Pada era keemasan Dinasti Samanid, Bukhara juga menjadi pusat intelektual dunia Islam. Saat itu, di Kota Bukhara bermunculan madrasah-madrasah yang mengajarkan ilmu pengetahuan. Dinasti Samanid pun mulai memperbaiki sistem pendidikan umum. Di setiap perkampungan berdiri sekolah. Keluarga yang kaya-raya mendidik putra-putrinya dengan sistem home schooling atau sekolah di rumah.
Anak yang berusia enam tahun mulai mendapat pendidikan dasar selama enam tahun. Setelah itu, anak-anak di Bukhara bisa melanjutkan studinya ke madrasah. Pendidikan di madrasah dilalui dalam tiga tingkatan, masing-masing selama tujuh tahun. Keseluruhan pendidikan di madrasah harus ditempuh selama 21 tahun.
Para siswa mempelajari berbagai ilmu pengetahuan, mulai ilmu agama, aritmatika, yurisprudensi, logika, musik, serta puisi. Geliat pendidikan di Bukhara itu telah membawa pengaruh yang positif dalam penyebaran dan penggunaan bahasa Persia dan Uzbek.
Tak heran, kemampuan penduduk Bukhara dalam menulis, menguasai ilmu pengetahuan serta keterampilan berkembang pesat. Di tanah Bukahara pun kemudian lahir sederet ulama dan ilmuwan Muslim termasyhur.

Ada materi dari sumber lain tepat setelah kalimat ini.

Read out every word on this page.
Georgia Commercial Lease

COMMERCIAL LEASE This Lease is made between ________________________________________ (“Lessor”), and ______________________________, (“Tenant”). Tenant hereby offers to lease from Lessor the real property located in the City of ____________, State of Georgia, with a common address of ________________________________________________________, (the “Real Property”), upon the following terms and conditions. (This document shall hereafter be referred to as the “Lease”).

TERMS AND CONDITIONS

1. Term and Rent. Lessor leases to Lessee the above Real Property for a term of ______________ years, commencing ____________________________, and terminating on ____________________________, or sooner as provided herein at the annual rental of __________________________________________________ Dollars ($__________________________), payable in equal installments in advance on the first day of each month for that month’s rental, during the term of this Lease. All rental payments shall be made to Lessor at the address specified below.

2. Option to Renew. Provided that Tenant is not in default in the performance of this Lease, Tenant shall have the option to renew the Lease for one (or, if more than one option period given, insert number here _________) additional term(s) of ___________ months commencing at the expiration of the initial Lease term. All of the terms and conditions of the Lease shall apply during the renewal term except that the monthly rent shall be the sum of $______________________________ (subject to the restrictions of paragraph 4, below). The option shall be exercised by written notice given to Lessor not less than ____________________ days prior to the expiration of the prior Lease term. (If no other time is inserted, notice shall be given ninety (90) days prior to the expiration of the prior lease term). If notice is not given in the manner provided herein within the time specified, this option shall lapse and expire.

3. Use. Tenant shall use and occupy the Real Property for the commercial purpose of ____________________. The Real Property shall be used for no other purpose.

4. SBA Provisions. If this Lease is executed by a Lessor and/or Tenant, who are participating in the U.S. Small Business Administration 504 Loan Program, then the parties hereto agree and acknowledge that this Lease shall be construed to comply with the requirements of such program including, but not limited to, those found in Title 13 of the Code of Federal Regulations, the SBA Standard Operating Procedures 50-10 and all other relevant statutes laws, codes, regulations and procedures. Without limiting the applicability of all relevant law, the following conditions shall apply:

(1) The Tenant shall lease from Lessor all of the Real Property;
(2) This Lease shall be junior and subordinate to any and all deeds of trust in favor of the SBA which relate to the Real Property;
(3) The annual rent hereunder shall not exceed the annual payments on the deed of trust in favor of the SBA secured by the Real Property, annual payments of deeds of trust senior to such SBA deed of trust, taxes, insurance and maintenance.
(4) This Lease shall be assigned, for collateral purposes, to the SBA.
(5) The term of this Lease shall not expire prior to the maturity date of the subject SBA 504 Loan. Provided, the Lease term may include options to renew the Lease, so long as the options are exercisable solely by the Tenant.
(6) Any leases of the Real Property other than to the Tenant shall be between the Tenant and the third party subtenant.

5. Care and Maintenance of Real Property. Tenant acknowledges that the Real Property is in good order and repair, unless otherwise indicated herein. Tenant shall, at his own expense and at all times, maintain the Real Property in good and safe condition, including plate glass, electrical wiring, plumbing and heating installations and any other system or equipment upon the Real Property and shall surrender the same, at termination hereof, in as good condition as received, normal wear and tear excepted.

Pada 998 M, kekuasaan Dinasti Samanid berakhir dan digantikan Dinasti Salajikah. Tak lama kemudian, diambil alih Dinasti Khawarizmi. Pada masa itu, status Bukhara sebagai pusat peradaban dan perkembangan Islam masih tetap dipertahankan. Ketika masa kekuasaan pemerintahan Sultan Alaudin Muhammad Khawarizmi Syah berakhir, Bukhara sebagai pusat ilmu pengetahuan pun mulai meredup.
Pada 1220 M, peperangan hebat antara pasukan Sultan Ala’udin dan pasukan Mongol di bawah komando Jengiz Khan meletus. Serangan brutal yang dilakukan 70 ribu pasukan Jengiz Khan tak mampu diredam. Bukhara pun jatuh ke tangan pasukan Mongol. Dengan kejam dan sadis, pasukan Mongol membantai penduduk kota serta membakar madrasah, masjid, dan bangunan penting lainnya.
Jengiz Khan meluluhlantakkan peradaban dan ilmu pengetahuan yang dibangun umat Islam di Bukhara. Bukhara rata dengan tanah. Ibnu Asir melukiskan kondisi Bukhara dengan kata-kata ‘ka an lam tagna bi al-amsi’ (seolah-olah tak ada apa-apa sebelumnya). Cahaya kemajuan peradaban yang ilmu pengetahuannya terpancar dari Bukhara pun meredup.